Viyana, sürdürülebilir şehir planlaması hedefleri doğrultusunda Sport Arena Wien projesini tamamlayarak enerji dönüşümünde yeni bir adım attı. Yenilenen spor kompleksi, elektrik ve ısı ihtiyacını tamamen kendi üretip karşılayacak şekilde tasarlandı. Şehir yönetimi, eski tesisin kapasitesini büyütürken yapıyı modern standartlara taşıdı ve enerji bağımsız, düşük emisyonlu bir kamu binası modeli ortaya koydu.

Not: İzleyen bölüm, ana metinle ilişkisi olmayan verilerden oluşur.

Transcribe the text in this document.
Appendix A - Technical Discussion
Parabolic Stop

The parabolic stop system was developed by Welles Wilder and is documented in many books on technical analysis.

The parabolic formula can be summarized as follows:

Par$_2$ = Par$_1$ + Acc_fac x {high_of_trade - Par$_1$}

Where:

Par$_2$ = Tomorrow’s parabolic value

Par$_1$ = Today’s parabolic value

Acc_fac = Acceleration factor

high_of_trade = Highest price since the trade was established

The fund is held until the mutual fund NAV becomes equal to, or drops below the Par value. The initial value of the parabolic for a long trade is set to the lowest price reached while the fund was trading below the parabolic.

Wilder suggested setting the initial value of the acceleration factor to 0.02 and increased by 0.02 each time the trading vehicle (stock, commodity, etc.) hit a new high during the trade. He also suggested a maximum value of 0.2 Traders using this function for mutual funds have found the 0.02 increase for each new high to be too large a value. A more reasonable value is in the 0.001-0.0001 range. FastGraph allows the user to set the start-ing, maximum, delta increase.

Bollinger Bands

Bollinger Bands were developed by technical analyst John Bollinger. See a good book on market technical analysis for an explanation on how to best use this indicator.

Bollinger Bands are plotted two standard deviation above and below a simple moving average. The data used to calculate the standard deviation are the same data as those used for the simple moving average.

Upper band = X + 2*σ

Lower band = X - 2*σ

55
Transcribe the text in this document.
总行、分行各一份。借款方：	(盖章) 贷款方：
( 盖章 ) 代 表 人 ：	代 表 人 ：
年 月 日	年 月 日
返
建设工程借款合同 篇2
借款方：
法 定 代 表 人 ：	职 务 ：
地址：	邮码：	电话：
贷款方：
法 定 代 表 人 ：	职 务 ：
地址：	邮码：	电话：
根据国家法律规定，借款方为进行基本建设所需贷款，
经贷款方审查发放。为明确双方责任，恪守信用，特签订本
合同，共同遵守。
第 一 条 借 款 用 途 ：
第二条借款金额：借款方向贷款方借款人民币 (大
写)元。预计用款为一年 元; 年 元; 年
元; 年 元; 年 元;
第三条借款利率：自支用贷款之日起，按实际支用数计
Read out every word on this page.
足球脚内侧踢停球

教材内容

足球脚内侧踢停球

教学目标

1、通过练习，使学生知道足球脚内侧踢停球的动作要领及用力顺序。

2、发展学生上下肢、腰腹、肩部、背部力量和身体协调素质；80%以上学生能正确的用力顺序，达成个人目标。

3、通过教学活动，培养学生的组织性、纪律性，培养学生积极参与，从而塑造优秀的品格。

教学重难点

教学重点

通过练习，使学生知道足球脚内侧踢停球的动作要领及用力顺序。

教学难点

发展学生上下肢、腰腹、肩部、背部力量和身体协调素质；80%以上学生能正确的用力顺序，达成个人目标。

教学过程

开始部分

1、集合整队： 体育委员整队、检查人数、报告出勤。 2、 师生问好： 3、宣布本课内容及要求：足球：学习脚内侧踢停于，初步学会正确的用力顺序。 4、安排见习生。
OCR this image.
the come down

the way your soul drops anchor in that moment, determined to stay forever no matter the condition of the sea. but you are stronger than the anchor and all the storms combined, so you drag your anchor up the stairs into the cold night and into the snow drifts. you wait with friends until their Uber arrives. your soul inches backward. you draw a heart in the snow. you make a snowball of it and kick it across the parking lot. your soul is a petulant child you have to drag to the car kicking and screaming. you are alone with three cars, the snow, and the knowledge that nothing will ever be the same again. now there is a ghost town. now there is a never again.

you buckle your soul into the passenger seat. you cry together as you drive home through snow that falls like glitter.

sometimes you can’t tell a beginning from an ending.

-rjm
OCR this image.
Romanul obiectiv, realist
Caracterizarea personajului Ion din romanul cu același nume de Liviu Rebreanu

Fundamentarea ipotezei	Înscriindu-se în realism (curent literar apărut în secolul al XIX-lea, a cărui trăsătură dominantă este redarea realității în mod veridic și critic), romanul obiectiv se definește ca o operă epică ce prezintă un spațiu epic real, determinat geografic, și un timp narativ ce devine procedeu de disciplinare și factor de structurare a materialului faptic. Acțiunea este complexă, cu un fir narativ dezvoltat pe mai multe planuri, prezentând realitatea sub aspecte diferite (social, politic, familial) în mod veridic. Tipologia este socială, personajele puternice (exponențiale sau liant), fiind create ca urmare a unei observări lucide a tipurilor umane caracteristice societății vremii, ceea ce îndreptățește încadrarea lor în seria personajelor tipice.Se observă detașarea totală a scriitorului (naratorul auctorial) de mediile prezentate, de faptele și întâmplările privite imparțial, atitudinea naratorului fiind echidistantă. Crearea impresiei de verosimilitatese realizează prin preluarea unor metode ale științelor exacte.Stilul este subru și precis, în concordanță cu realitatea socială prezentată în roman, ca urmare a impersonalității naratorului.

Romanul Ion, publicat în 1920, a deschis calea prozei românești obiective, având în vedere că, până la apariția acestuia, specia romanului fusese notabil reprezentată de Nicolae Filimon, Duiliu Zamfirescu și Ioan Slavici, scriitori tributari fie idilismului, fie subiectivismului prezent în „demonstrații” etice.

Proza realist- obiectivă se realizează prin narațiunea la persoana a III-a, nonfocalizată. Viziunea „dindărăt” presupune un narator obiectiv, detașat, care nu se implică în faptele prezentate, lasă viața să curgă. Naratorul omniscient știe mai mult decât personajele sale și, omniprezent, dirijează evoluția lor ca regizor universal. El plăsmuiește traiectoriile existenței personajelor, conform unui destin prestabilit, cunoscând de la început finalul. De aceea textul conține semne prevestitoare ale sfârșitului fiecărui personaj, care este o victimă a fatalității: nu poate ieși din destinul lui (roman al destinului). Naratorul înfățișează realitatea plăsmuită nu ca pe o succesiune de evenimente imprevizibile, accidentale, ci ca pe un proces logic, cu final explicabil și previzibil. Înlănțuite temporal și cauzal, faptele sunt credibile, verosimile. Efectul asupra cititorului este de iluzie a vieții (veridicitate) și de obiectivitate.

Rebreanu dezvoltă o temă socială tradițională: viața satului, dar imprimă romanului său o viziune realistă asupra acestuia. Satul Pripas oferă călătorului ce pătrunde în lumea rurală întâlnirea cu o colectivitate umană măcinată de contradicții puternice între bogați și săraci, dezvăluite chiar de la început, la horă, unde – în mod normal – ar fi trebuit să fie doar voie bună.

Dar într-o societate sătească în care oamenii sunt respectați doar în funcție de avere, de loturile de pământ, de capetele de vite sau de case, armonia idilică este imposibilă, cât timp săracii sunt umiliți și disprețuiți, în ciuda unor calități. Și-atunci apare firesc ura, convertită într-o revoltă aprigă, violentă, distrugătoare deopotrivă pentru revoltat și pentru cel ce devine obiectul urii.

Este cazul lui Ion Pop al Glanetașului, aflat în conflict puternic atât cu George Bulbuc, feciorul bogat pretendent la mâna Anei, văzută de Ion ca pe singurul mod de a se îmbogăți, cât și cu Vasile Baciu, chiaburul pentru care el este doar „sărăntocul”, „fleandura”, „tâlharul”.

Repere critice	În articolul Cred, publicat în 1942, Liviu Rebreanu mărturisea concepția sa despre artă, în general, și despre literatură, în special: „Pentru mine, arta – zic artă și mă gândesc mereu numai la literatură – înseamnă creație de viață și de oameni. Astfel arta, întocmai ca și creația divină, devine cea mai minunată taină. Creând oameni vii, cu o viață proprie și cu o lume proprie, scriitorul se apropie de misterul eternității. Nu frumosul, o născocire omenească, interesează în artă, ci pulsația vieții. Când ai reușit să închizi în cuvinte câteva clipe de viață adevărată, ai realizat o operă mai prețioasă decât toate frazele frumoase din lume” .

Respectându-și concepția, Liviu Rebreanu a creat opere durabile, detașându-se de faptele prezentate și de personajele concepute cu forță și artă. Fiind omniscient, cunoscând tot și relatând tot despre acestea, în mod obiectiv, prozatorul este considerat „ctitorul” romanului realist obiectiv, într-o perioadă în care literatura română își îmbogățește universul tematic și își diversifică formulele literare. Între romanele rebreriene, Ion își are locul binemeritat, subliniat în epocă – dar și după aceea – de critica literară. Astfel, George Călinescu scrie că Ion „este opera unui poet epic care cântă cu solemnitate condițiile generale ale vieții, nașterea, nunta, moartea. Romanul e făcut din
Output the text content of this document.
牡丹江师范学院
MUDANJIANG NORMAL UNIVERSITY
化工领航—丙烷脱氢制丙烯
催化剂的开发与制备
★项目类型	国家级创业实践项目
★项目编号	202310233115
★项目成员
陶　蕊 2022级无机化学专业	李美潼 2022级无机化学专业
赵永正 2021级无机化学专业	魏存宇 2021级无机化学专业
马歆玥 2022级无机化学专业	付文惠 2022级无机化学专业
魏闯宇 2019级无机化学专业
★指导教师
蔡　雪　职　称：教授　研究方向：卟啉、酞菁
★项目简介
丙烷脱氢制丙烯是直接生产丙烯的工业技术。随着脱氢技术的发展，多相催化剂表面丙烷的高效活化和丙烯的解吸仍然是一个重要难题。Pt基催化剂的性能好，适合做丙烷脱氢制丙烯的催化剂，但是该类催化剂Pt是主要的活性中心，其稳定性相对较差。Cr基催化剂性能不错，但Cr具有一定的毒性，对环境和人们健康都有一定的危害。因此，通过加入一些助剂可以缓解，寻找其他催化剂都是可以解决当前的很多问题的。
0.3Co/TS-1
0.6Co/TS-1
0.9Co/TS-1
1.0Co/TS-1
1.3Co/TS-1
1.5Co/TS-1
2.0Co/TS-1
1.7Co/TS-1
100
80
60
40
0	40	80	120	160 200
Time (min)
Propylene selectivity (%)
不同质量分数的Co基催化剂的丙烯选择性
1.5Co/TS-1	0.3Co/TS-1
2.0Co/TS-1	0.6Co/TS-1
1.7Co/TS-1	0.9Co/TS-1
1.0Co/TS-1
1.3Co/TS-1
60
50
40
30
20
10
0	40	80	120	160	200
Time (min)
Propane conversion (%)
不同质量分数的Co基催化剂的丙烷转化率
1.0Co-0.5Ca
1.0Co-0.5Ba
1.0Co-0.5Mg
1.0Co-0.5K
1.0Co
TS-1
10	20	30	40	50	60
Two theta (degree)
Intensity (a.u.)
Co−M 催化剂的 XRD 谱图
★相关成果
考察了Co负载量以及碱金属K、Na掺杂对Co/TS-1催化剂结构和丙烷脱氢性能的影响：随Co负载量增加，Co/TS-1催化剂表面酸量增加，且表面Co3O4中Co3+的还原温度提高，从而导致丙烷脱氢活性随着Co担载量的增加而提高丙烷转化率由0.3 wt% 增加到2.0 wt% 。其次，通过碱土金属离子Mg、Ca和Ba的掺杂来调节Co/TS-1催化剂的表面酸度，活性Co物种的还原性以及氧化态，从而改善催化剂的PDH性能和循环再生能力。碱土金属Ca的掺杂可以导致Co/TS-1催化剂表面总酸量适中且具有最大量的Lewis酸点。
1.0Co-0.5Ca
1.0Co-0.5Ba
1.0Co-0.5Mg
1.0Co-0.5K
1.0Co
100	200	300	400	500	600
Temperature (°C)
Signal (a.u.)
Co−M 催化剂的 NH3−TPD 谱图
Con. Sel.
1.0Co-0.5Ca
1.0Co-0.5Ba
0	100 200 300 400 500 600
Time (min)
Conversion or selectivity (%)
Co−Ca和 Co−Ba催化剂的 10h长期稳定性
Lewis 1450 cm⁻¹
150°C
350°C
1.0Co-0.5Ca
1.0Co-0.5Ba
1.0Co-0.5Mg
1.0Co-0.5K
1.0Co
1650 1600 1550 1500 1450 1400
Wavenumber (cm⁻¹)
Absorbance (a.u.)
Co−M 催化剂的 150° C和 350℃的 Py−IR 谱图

PVT ve jeotermal sistem aynı çatı altında
Sport Arena Wien’in enerji omurgasını, çatıda kurulan fotovoltaik-termal (PVT) hibrit paneller oluşturuyor. Bu paneller aynı anda hem elektrik hem de ısı üreterek çatı alanını maksimum verimle kullanıyor. Tesisin çatısında yaklaşık 1.125–1.130 hibrit panelden oluşan ve 2.237–2.260 metrekarelik alana yayılan kurulum yer alıyor; sistemin yıllık enerji üretimi yaklaşık 2,3 GWh seviyesinde. Bu ölçek, Sport Arena Wien’i Avrupa’daki en büyük PVT uygulamalarından biri haline getiriyor.
PVT üretimini destekleyen ikinci ana kaynak ise jeotermal altyapı. Tesisin altında yer alan termal kuyu ve sondaj sistemi, yer altının doğal sıcaklık farkını kullanarak ısı pompalarını besliyor. İnşaat aşamasından itibaren devreye alınan bu düzen, binanın dört mevsim dengeli sıcaklıkta kalmasını sağlıyor. Beton kütlenin ısı depolama özelliği de gündüz-gece sıcaklık dalgalanmalarına karşı iç ortamı stabilize eden bir tampon görevi görüyor.
Geri dönüşüm ve uzun vadeli maliyet dengesi
Viyana yönetimi, yeni projenin çevresel etkisini azaltmak için eski spor tesisinin enkazını da sürece dahil etti. Yıkımdan çıkan malzemenin büyük kısmı yeniden kullanıldı; bu sayede hem yakıt tüketimi hem de yeni malzeme ihtiyacı düşürüldü. Geri dönüşüm oranının yükseltilmesi, projenin karbon ayak izini azaltırken maliyetlerin de kontrol altında kalmasına katkı sağladı.
Enerji tarafında ise amaç, tesisin yıllar boyunca dışarıdan enerji almadan çalışması. Bu yaklaşım, işletme giderlerinin daha öngörülebilir bir seviyede kalmasını ve binanın enerji fiyatlarındaki dalgalanmalara karşı dayanıklı olmasını hedefliyor.
Diğer şehirler için ölçeklenebilir bir model
Sport Arena Wien, Viyana’nın yenilenebilir enerji kullanımını tek bir kamusal yapıda birleştiren en görünür örneklerinden biri olarak öne çıkıyor. Şehir planlamacıları, bu projeyle elde edilen teknik ve operasyonel deneyimin yeni kamu binalarında da uygulanacağını belirtiyor. Uzmanlara göre modelin başarısı, özellikle büyük şehirlerde spor, kültür ve kamu tesislerinin enerji bağımsızlığı hedefiyle yeniden tasarlanmasını hızlandırabilir.